5.2 De voorzitter heeft daarnaast overwogen dat het standpunt van de gerechtsdeurwaarder, dat het tuchtrecht alleen ziet op het handelen in relatie tot de tuchtrechtelijke norm, niet juist is. Ook het handelen van gerechtsdeurwaarders in strijd met wettelijke bepalingen, kan door de tuchtrechter worden getoetst.

6. De gronden van het verzet

In verzet hebben klagers aangevoerd dat de gerechtsdeurwaarder het bankbeslag in beide gevallen bewust heeft gelegd met het doel om het inkomen en de toeslagen te treffen. De gerechtsdeurwaarder heeft op 30 september 2013 beslag gelegd op de bankrekeningen van klager sub 1. Bij klager sub 2 heeft de gerechtsdeurwaarder beslag gelegd op 26 november 2013. De gerechtsdeurwaarder heeft er in beide gevallen op verschillende momenten ervoor gekozen om tegen het einde van de maand beslag te leggen op de bankrekeningen. Het beslag is bewust aan het einde van de maand gelegd omdat dan meestal de toeslagen en het inkomen wordt gestort. De gerechtsdeurwaarder had er immers ook voor kunnen kiezen om op de 15e dag van een maand beslag te leggen. Er kan daarom sprake zijn van misbruik van recht. Het beslag op een bankrekening mag niet worden gebruikt met als doel om daarmee het gehele inkomen en de toeslagen te treffen. Klagers verwijzen naar de door hen in de inleidende klacht genoemde jurisprudentie waarbij de beslagvrije voet van toepassing is verklaard op gelden die op een bankrekening staan.

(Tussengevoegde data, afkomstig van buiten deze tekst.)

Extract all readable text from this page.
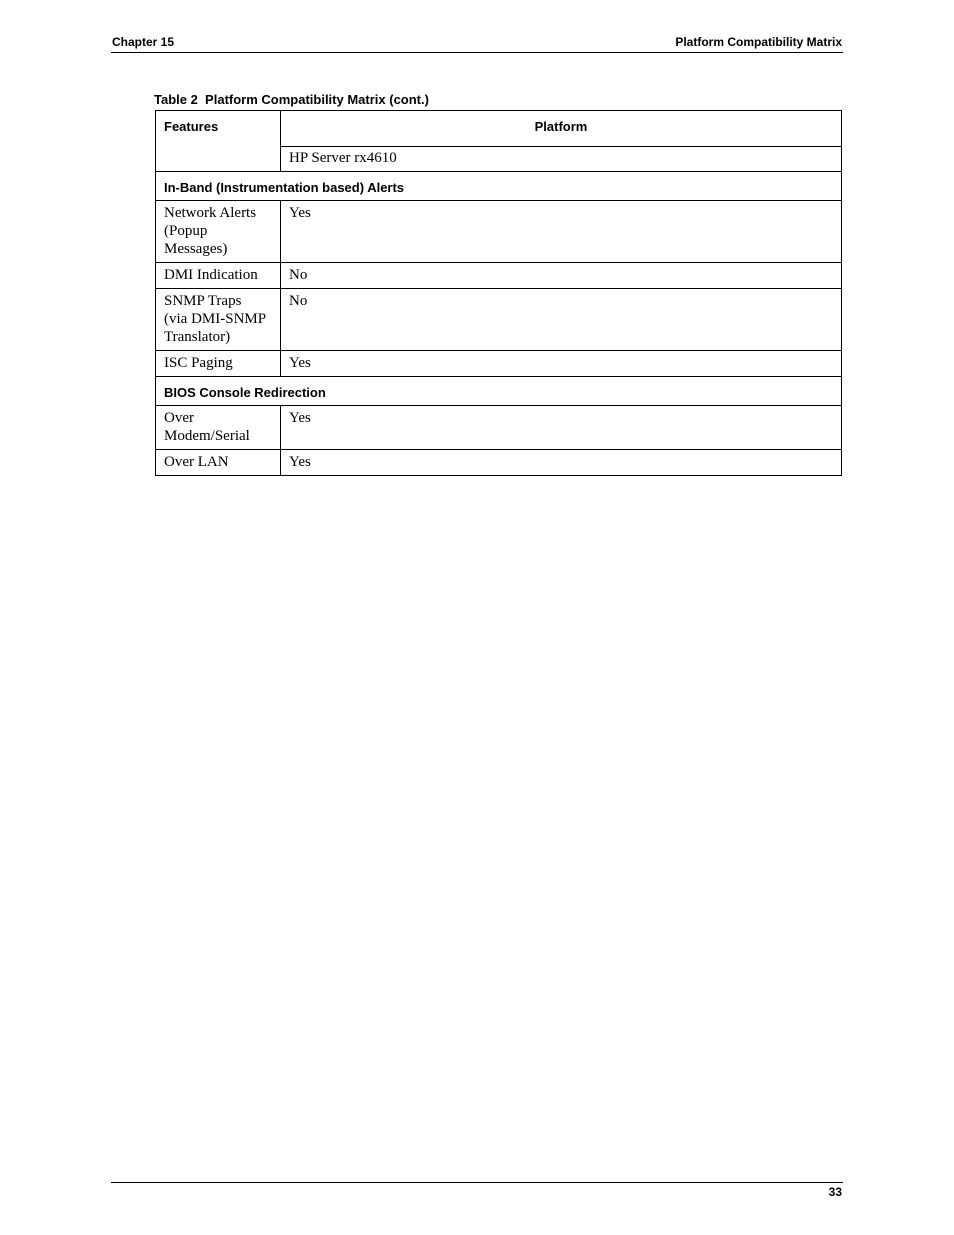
Chapter 15	Platform Compatibility Matrix
Table 2  Platform Compatibility Matrix (cont.)
Features	Platform
	HP Server rx4610
In-Band (Instrumentation based) Alerts	

Network Alerts
(Popup
Messages)	Yes

DMI Indication	No

SNMP Traps
(via DMI-SNMP
Translator)	No

ISC Paging	Yes
BIOS Console Redirection	

Over
Modem/Serial	Yes

Over LAN	Yes
33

7. De beoordeling van de gronden van het verzet

7.1 Anders dan door de gerechtsdeurwaarder is gesteld, wordt in verzet niet iets anders aangevoerd dan in de inleidende klacht. Met de gronden van het verzet wordt de inleidende klacht nader gemotiveerd.

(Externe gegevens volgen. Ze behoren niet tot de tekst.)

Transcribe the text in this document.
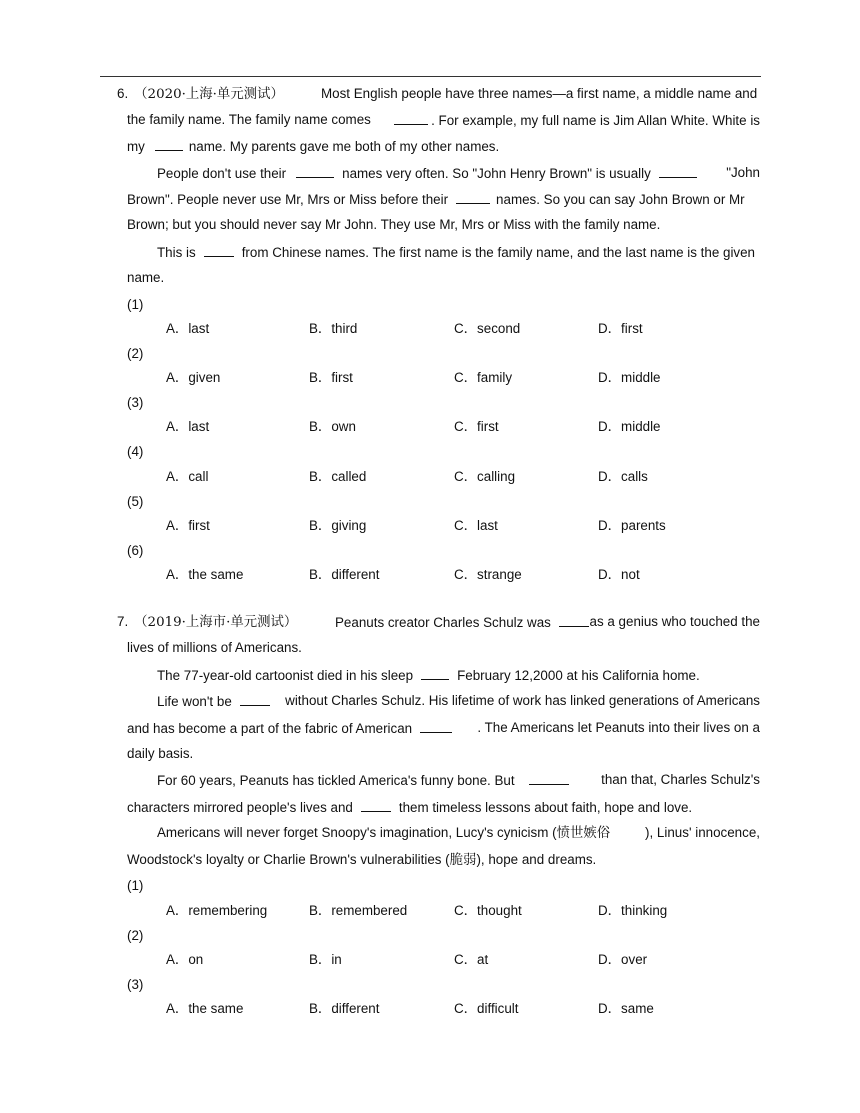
6. （2020·上海·单元测试）	Most English people have three names—a first name, a middle name and
the family name. The family name comes	. For example, my full name is Jim Allan White. White is
my	name. My parents gave me both of my other names.
People don't use their	names very often. So "John Henry Brown" is usually	"John
Brown". People never use Mr, Mrs or Miss before their	names. So you can say John Brown or Mr
Brown; but you should never say Mr John. They use Mr, Mrs or Miss with the family name.
This is	from Chinese names. The first name is the family name, and the last name is the given
name.
(1)
A．last	B．third	C．second	D．first
(2)
A．given	B．first	C．family	D．middle
(3)
A．last	B．own	C．first	D．middle
(4)
A．call	B．called	C．calling	D．calls
(5)
A．first	B．giving	C．last	D．parents
(6)
A．the same	B．different	C．strange	D．not
7. （2019·上海市·单元测试）	Peanuts creator Charles Schulz was	as a genius who touched the
lives of millions of Americans.
The 77-year-old cartoonist died in his sleep	February 12,2000 at his California home.
Life won't be	without Charles Schulz. His lifetime of work has linked generations of Americans
and has become a part of the fabric of American	. The Americans let Peanuts into their lives on a
daily basis.
For 60 years, Peanuts has tickled America's funny bone. But	than that, Charles Schulz's
characters mirrored people's lives and	them timeless lessons about faith, hope and love.
Americans will never forget Snoopy's imagination, Lucy's cynicism (愤世嫉俗	), Linus' innocence,
Woodstock's loyalty or Charlie Brown's vulnerabilities (脆弱), hope and dreams.
(1)
A．remembering	B．remembered	C．thought	D．thinking
(2)
A．on	B．in	C．at	D．over
(3)
A．the same	B．different	C．difficult	D．same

7.2 Naar het oordeel van de Kamer heeft de voorzitter terecht en op juiste gronden geoordeeld dat de gerechtsdeurwaarder jegens klagers niet tuchtrechtelijk laakbaar heeft gehandeld. Gezien de systematiek van het Wetboek van Burgerlijke Rechtsvordering valt het bankbeslag niet onder de limitatieve opsomming in de wet van vorderingen tot (periodieke) betaling waaraan een beslagvrije voet is verbonden. Het is aan de wetgever om dit anders te regelen. Dat de gerechtsdeurwaarder in beide gevallen het beslag bewust heeft gelegd met het doel om het inkomen en de toeslagen te treffen, is door klagers onvoldoende onderbouwd. Hetgeen door klagers in verzet is aangevoerd werpt naar het oordeel van de Kamer geen nieuw licht op de zaak waarover de voorzitter heeft beslist. De Kamer zal het verzet ongegrond verklaren.

8. Op grond van het voorgaande wordt beslist als volgt.

BESLISSING:

De Kamer voor Gerechtsdeurwaarders:

-        verklaart het verzet ongegrond.

Aldus gegeven door mr. E.R.S.M. Marres, voorzitter, mr. M.S.F. Voskens en          mr. J.J.L. Boudewijn, leden, en uitgesproken ter openbare terechtzitting van             28 oktober 2014 in tegenwoordigheid van de secretaris.

Tegen deze beslissing staat op grond van het bepaalde in artikel 39 lid 4 van de

Gerechtsdeurwaarderswet geen rechtsmiddel open.